Michela Murgia and the art of living: a personal story

Pitalk about one incurable disease it’s the last one taboo in a society that teaches us neither to live nor to die. We know that sickness and death happen, and we generally hope that they will find us as late as possible. In the meantime, we fill our lives to the fullest so as not to think about it. Michela Mourgia he is perhaps the first public figure to speak courageously about the disease, a terminal cancer. Not an alien to fight, as he called it Oriana Fallaci, but “a part of my complexity.” A definition that changes the narrative of the disease, opening up glimpses of awareness

His posts Michela Mourgia they are the first to appear on my Instagram feed. His story touches me deeply: my father died of skin cancer, melanoma and my aunt died of breast cancer. My mother was waiting for me when my aunt got worse. It can be said that I was born along with the suffering of a loved one’s illness.

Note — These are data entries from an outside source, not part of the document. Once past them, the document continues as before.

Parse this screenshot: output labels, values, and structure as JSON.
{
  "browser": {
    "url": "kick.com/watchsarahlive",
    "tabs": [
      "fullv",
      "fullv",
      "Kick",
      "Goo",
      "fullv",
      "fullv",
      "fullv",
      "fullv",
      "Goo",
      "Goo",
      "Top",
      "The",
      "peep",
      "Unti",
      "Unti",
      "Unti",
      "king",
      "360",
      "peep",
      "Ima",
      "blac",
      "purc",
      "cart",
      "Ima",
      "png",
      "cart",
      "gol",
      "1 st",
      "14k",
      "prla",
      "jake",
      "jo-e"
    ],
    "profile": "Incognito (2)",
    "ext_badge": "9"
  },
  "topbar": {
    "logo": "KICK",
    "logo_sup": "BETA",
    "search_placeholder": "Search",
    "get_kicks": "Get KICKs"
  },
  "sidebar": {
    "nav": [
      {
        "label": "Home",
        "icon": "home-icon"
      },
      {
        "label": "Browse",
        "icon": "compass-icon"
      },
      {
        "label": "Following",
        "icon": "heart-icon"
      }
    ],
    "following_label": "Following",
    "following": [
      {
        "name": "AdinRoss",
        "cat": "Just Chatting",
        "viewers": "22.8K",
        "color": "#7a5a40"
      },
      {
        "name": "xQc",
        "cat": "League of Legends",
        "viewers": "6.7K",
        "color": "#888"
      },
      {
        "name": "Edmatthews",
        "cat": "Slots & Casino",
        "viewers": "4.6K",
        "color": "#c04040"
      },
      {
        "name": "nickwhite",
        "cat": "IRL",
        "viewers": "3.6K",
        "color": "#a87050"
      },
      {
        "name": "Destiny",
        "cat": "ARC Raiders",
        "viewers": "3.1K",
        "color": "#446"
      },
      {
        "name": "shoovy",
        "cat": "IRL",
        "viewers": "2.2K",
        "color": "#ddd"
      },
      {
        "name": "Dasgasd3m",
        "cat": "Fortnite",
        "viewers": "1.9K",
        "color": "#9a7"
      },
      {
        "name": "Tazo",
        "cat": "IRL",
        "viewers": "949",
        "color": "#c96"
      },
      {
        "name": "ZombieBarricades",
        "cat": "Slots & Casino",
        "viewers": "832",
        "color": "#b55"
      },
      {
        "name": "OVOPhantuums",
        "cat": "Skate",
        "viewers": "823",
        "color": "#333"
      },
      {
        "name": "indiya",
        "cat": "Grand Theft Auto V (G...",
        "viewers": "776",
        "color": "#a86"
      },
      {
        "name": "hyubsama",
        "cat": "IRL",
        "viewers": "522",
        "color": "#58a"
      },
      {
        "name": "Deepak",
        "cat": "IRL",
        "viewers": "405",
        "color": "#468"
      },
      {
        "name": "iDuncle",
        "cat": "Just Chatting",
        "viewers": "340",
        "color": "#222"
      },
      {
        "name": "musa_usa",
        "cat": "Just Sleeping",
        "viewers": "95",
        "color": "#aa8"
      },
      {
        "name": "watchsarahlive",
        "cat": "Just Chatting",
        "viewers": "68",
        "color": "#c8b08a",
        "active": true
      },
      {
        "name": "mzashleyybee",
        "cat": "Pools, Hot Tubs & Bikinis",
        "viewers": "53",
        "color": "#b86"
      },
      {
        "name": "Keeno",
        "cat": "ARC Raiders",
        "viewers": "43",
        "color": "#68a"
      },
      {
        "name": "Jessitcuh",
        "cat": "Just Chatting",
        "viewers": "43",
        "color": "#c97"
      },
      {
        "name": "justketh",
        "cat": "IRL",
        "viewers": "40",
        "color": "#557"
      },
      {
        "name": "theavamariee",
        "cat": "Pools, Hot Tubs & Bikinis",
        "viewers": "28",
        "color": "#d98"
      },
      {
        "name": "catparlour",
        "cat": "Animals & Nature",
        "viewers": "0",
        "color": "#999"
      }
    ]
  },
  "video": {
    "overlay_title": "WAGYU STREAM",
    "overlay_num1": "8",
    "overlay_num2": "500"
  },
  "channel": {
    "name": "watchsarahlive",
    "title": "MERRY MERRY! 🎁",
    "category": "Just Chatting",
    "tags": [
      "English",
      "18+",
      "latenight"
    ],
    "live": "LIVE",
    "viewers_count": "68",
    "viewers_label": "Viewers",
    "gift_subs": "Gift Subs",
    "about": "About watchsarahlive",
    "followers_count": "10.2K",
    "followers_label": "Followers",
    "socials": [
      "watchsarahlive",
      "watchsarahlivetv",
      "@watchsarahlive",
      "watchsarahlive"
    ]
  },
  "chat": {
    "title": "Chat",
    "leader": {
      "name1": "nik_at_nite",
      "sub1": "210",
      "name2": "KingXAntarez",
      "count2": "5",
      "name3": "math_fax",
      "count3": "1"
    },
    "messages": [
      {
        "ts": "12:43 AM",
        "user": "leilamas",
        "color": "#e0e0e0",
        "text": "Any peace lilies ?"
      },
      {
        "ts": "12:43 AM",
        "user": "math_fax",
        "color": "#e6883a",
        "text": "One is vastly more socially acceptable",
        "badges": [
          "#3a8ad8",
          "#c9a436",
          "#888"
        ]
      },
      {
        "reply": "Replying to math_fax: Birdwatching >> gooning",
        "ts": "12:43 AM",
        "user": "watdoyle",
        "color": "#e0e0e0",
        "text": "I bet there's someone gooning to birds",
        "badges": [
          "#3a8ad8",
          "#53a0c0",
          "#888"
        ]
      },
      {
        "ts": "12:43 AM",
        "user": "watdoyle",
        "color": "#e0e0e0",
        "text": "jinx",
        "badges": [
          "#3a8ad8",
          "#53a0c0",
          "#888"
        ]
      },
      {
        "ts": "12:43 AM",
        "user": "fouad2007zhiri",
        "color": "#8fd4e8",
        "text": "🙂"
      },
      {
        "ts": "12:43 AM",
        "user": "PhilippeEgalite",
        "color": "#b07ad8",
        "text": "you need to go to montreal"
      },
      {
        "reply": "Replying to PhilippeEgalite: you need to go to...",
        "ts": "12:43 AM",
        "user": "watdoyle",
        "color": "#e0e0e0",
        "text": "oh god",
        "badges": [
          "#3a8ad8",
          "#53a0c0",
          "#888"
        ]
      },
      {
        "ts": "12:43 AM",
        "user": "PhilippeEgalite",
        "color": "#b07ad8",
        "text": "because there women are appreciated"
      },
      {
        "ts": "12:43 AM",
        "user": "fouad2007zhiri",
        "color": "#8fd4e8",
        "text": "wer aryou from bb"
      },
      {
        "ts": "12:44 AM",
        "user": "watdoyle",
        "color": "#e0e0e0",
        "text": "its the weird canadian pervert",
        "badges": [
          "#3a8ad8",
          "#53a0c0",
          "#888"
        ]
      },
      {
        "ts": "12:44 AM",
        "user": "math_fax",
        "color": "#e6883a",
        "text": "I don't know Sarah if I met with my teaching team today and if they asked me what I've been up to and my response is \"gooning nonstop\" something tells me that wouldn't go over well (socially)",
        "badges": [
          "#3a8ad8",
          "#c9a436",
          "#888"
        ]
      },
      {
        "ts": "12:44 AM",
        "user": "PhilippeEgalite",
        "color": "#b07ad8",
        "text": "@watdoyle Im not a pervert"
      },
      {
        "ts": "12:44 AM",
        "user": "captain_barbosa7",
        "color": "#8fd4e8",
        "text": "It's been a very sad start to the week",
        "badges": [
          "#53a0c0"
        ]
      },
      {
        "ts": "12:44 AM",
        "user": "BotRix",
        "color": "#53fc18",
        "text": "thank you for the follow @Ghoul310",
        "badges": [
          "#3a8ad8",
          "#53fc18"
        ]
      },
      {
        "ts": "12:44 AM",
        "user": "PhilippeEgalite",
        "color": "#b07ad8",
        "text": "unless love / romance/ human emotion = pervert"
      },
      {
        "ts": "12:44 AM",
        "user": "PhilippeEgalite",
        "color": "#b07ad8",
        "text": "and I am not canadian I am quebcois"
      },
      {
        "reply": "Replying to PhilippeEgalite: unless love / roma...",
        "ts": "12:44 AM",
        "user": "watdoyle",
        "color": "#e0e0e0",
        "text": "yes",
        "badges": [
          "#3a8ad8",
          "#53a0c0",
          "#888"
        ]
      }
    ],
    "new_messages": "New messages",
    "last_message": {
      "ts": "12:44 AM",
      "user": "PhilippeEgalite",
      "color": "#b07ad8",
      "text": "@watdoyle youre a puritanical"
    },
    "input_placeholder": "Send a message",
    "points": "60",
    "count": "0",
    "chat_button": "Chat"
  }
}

The creeping awareness that life is fragile, very fragile, has been with me since I was a child. A heavy, leaden realization

One of Michela Murgia’s latest posts is a photo of the gas meter in Rome lit up at night. It seems to reach towards the sky. What do those who know they have a little longer to live think? What fears pervade the mind and what sensations pass through the body? I have often wondered this, thinking about my dad. Until the end, my mother and I could not understand what he was thinking. In the hospice, where he spent his last days, we refused to let the doctors tell him his condition. He ate, he was calm, he hoped to be out soon (or did he know?). He was a man who never gave up. “It’s your right to know,” we were told. And we denied him that right. Even today I wonder if it was really for the best for him. But anyone who has experienced similar situations knows: in those moments of disorientation and deep anguish, you do what you believe is right. There are no mistakes, only the clumsy and clumsy attempt to react to the realization of the transience of life. To defend himself from the dizziness of pain.

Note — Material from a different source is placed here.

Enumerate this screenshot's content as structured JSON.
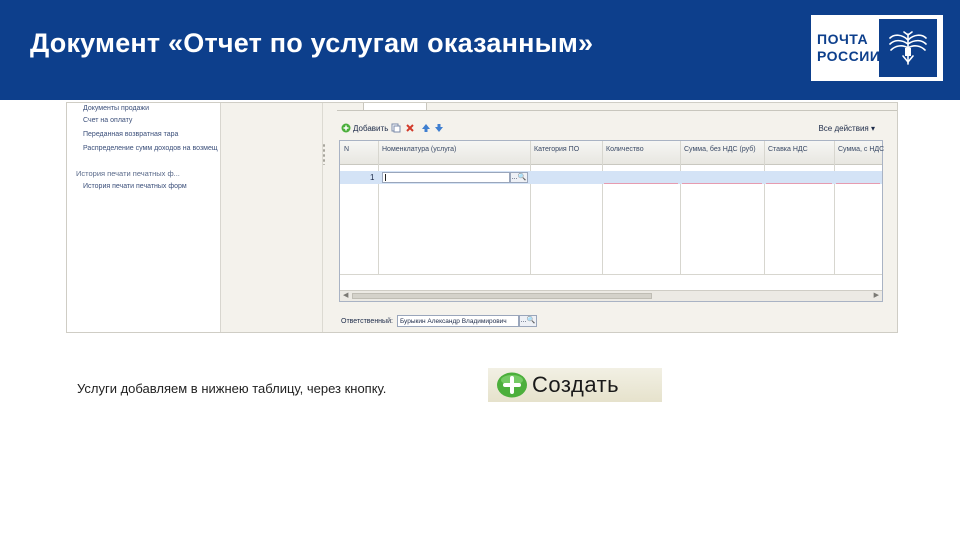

I remember perfectly the day Michela Murgia gave that famous interview to Corriere della Sera in which she revealed her kidney cancer. I read it in one go and immediately knew that Michela Murgia was doing something extraordinary:

by communicating his terminal illness, he was teaching us a life lesson. Indeed, even better: a lesson in joy for life and profound freedom

Because the message contained in that interview was: “I am alive and I am grateful for what life has given me. Illness and death are part of life itself.’ No hard feelings about fate, quite the opposite.

Instead of hiding the disease, Murgia shed light on it as a part of his life, perhaps not even the worst

Something normal, which can happen to anyone, because life is inextricably linked with illness and death. A philosophy I rediscovered by delving into Buddhist thought but had yet to hear echoed in the media. Finally, I thought.

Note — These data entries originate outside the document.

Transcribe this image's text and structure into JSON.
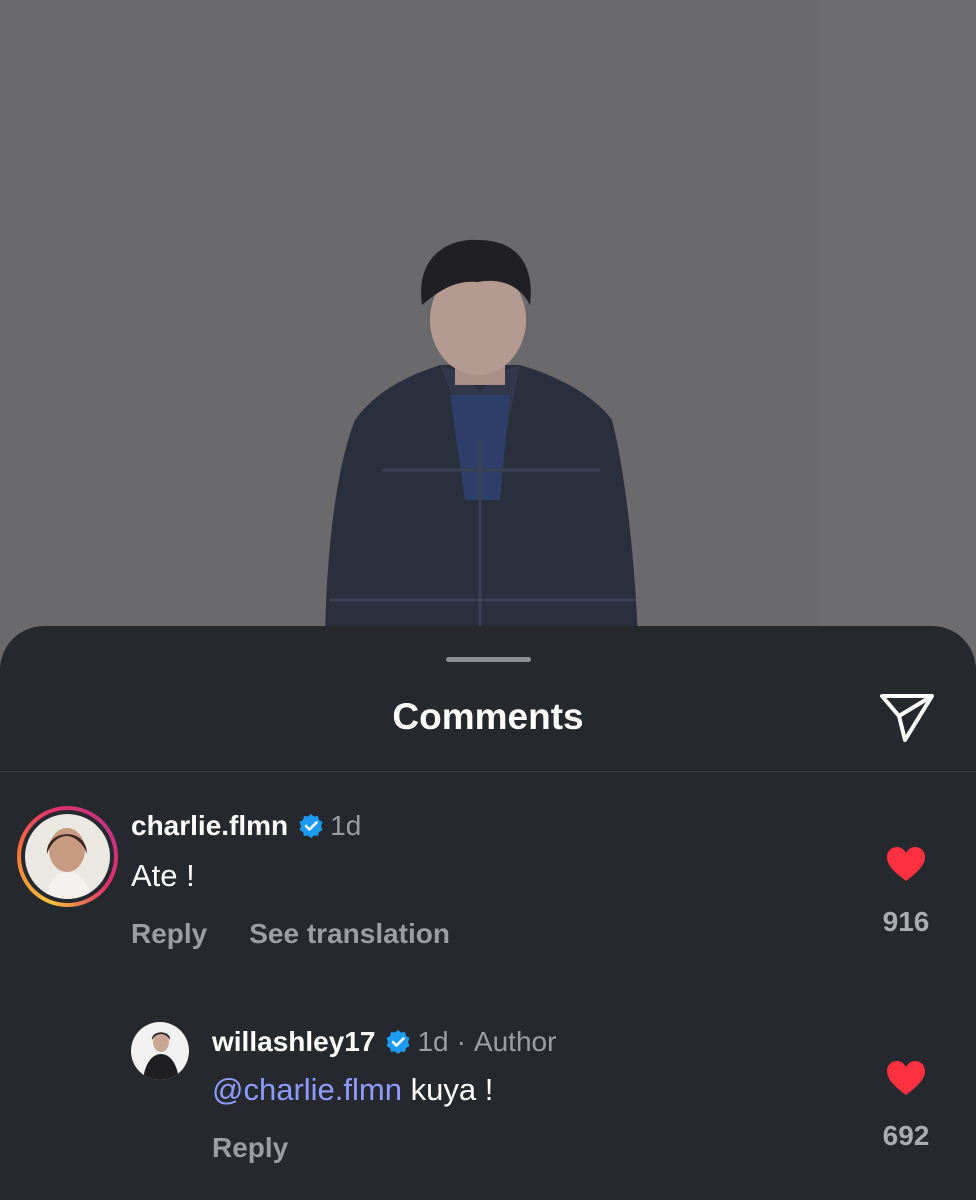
{
  "sheet": {
    "title": "Comments",
    "share_icon": "paper-plane-icon"
  },
  "comments": [
    {
      "username": "charlie.flmn",
      "verified": true,
      "time": "1d",
      "text": "Ate !",
      "reply_label": "Reply",
      "translate_label": "See translation",
      "like_icon": "heart-filled-icon",
      "likes": "916"
    },
    {
      "username": "willashley17",
      "verified": true,
      "time": "1d",
      "separator": "·",
      "author_label": "Author",
      "mention": "@charlie.flmn",
      "text": "kuya !",
      "reply_label": "Reply",
      "like_icon": "heart-filled-icon",
      "likes": "692"
    }
  ],
  "colors": {
    "sheet_bg": "#25282d",
    "verified_blue": "#1d9bf0",
    "heart_red": "#ff3040",
    "mention": "#8f9cff"
  }
}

Each of his posts—mostly musings on life and love, with his “queer family” exploding the arrogance of those who claim to know what defines a family—is like a shock, a wake-up call that it reminds me to live each moment intensely knowing it won’t happen again, to train the miracle, to give thanks for the life I have and for the people who are next to me, to love so much and with kindness. To not be limited by the context in which I live and to always exercise my freedom, in all areas. To relieve the mind of useless thoughts, complaints and judgments. To embrace all that life offers me (or at least try to).

And in a system that wants us to be automatic, living crazy is perhaps the most disruptive reminder

But then, Michela Murgia has always been an awkward character. It’s all the way through.